The bipartisan bill, called the Protecting Nonprofits from Catastrophic Cash Flow Strain Act (.pdf), also was sponsored by Sens. Sherrod Brown, D-Ohio; Chuck Grassley, R-Iowa; and Ron Wyden, D-Ore.
"Nonprofit organizations play a vital role in our communities, especially during this time of uncertainty for so many American families," Scott said in a news release. "This bipartisan legislation protects these vulnerable organizations from being placed in unnecessary hardship in the midst of the pandemic. I’m grateful for the support of my colleagues on this issue and looking forward to this being signed into law."

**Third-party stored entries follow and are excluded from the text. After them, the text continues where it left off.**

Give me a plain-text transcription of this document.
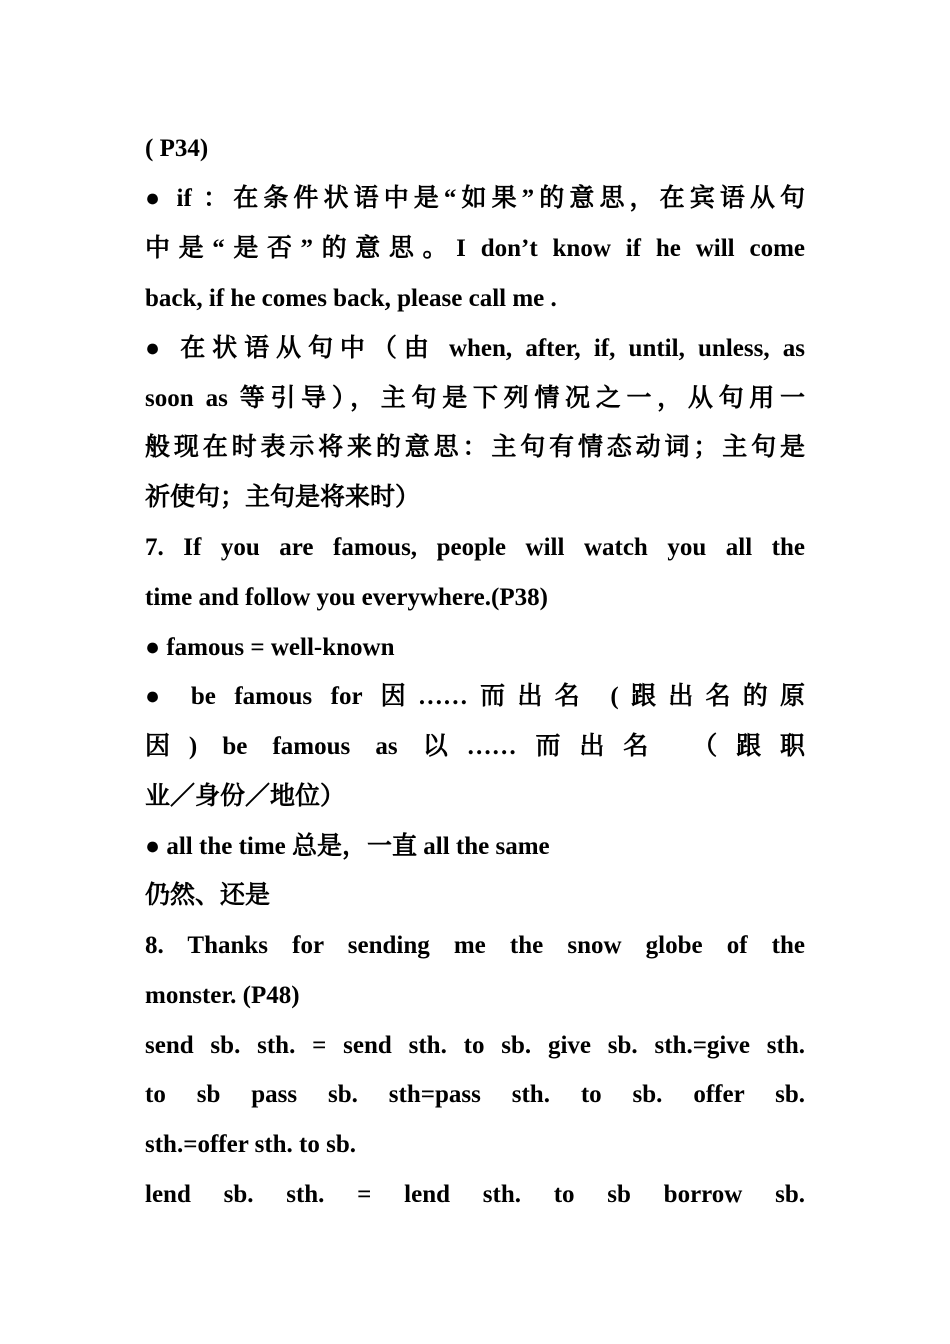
( P34)
● if ：在条件状语中是“如果”的意思，在宾语从句
中是“是否”的意思。I don’t know if he will come
back, if he comes back, please call me .
● 在状语从句中（由 when, after, if, until, unless, as
soon as 等引导），主句是下列情况之一，从句用一
般现在时表示将来的意思：主句有情态动词；主句是
祈使句；主句是将来时）
7. If you are famous, people will watch you all the
time and follow you everywhere.(P38)
● famous = well-known
● be famous for 因……而出名 (跟出名的原
因) be famous as 以……而出名 （跟职
业／身份／地位）
● all the time 总是，一直 all the same
仍然、还是
8. Thanks for sending me the snow globe of the
monster. (P48)
send sb. sth. = send sth. to sb. give sb. sth.=give sth.
to sb pass sb. sth=pass sth. to sb. offer sb.
sth.=offer sth. to sb.
lend sb. sth. = lend sth. to sb borrow sb.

While the Coronavirus Aid, Relief and Economic Security Act allowed nonprofits to reimburse 50% of unemployment benefit costs to the state instead of the previous 100%, nonprofits would still have to pay 100% of the costs up front and wait for federal reimbursement via the state, according to the release. Now, only 50% of the nonprofit’s net cost is required up front.
"Nonprofit groups like food banks have been critical in helping their communities through the pandemic and economic crisis," Wyden said in the release. "Many are struggling to maintain services as they have been forced to furlough their own employees. Our proposal is a common sense fix that will help nonprofits maintain the cashflow needed to survive this crisis and continue serving others in need."